I gained importance as “B.P.’s little boy” on the Mayer-Schulberg lot. So B.P.’s struggles and triumphs and street stunts were vital to me. Since he was hardly a devoted father, being preoccupied with his pictures and his extracurricular activities, the studio became my composite father. With the exception of the prize fights B.P. and I attended religiously every Friday night, the paternal ties to which I clung we
re the studio, its product, and my father’s flair for salesmanship.
B.P.’s story conferences and projection-room “rushes” were my nursery; I went to kindergarten on his inventive promotions. A page headed SOME SNAPPY STUFF THAT’S DIFFERENT includes the following:
Aeroplane cuts loose a girl dummy when over town. Parachute opens—dummy drops (so light, no danger). Sign on sweater—“The Girl Who Came Back.” Interest in this can be worked to fever heat by inducing newspaper to print notice of girl abducted in aeroplane a thousand miles from your town, thought to be coming your way. Plant this story in outside paper first—then show to your local paper.
When the winter rainy season hit southern California, B.P. capitalized on it with the grand announcement that the extravagant outdoor garden party in The Girl Who Came Back would have to be reconstructed on an indoor stage, “bushes, trees, pool and all, with the oval pool in the center floating a flower-decked boat, and in whose depths splash Oriental maidens.” This decision made it possible to bring into play the Schulberg Studio’s new lighting paraphernalia—used for the first time on an “exterior” scene. Against that ubiquitous pool, the star Miriam Cooper, who had started the picture as an innocent country girl, had now become a bare-shouldered, sequin-gowned woman of the world swept into the arms of the bespangled and beturbaned Kenneth Harlan, a most unlikely “sheik.” Hollywood had a terrible case of the Valentino vapors, and even the most Anglo-Saxon profiles in town were being pressed into service as irresistible Arabs. Indeed, “sheik” went into the language as the generic term for the playboys of the John Held, Jr., generation.
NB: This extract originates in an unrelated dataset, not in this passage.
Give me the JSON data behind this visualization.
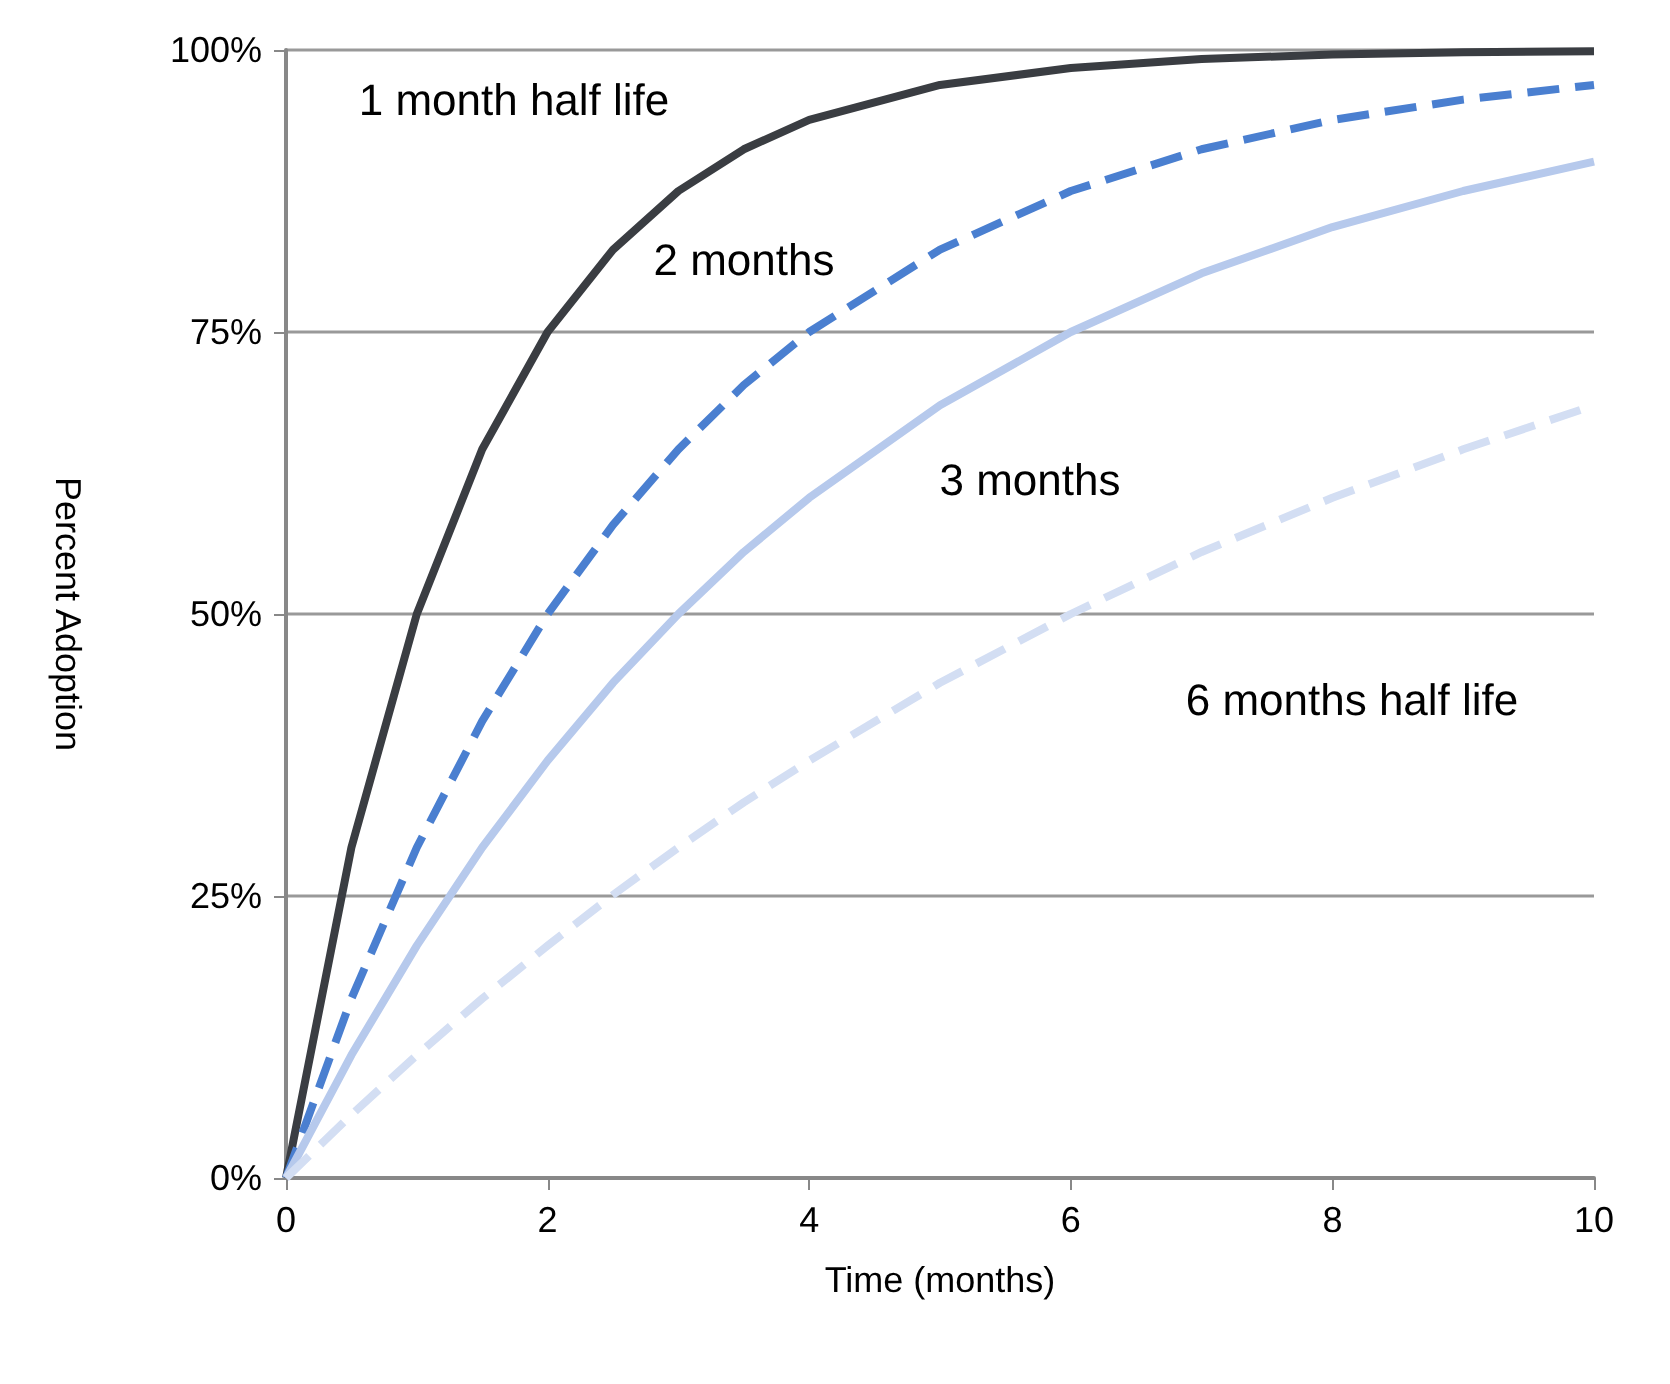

The Mayer-Schulberg Studio was not only my nursery and kindergarten. It also offered an advanced course in psychodrama, neurasthenia, and pathological insecurity. A vivid case history is that of the director Marcel DeSano, a name you will not find in any of the film histories but which lives on in our family folklore. Where DeSano came from I don’t remember. He was simply one of a number of young European geniuses who materialized in early Hollywood. In silent pictures, remember, mastery of the English language was no prerequisite. In that sense motion pictures were more international than they are today. In Marcel DeSano’s case, he had been around Hollywood for a year or so. He had worked for Irving Thalberg when Irving was the 20-year-old wunderkind of Universal. Now L.B. had brought Irving to the Mayer-Schulberg Studio as his assistant, undoubtedly the single best move Louie ever made, and the young Irving in turn had told B.P. about his problems with Marcel DeSano. DeSano talked like a genius. He had fascinating ideas. He claimed to have made brilliant short films in Europe. But Irving had never been able to sell him to the warring factions at Universal. And, Irving admitted, young Marcel was erratic. Stimulating, seemingly bursting with talent, but terribly neurotic. Irving himself wasn’t yet sure enough of his position with L.B. to take on DeSano. But he thought B.P. might be interested.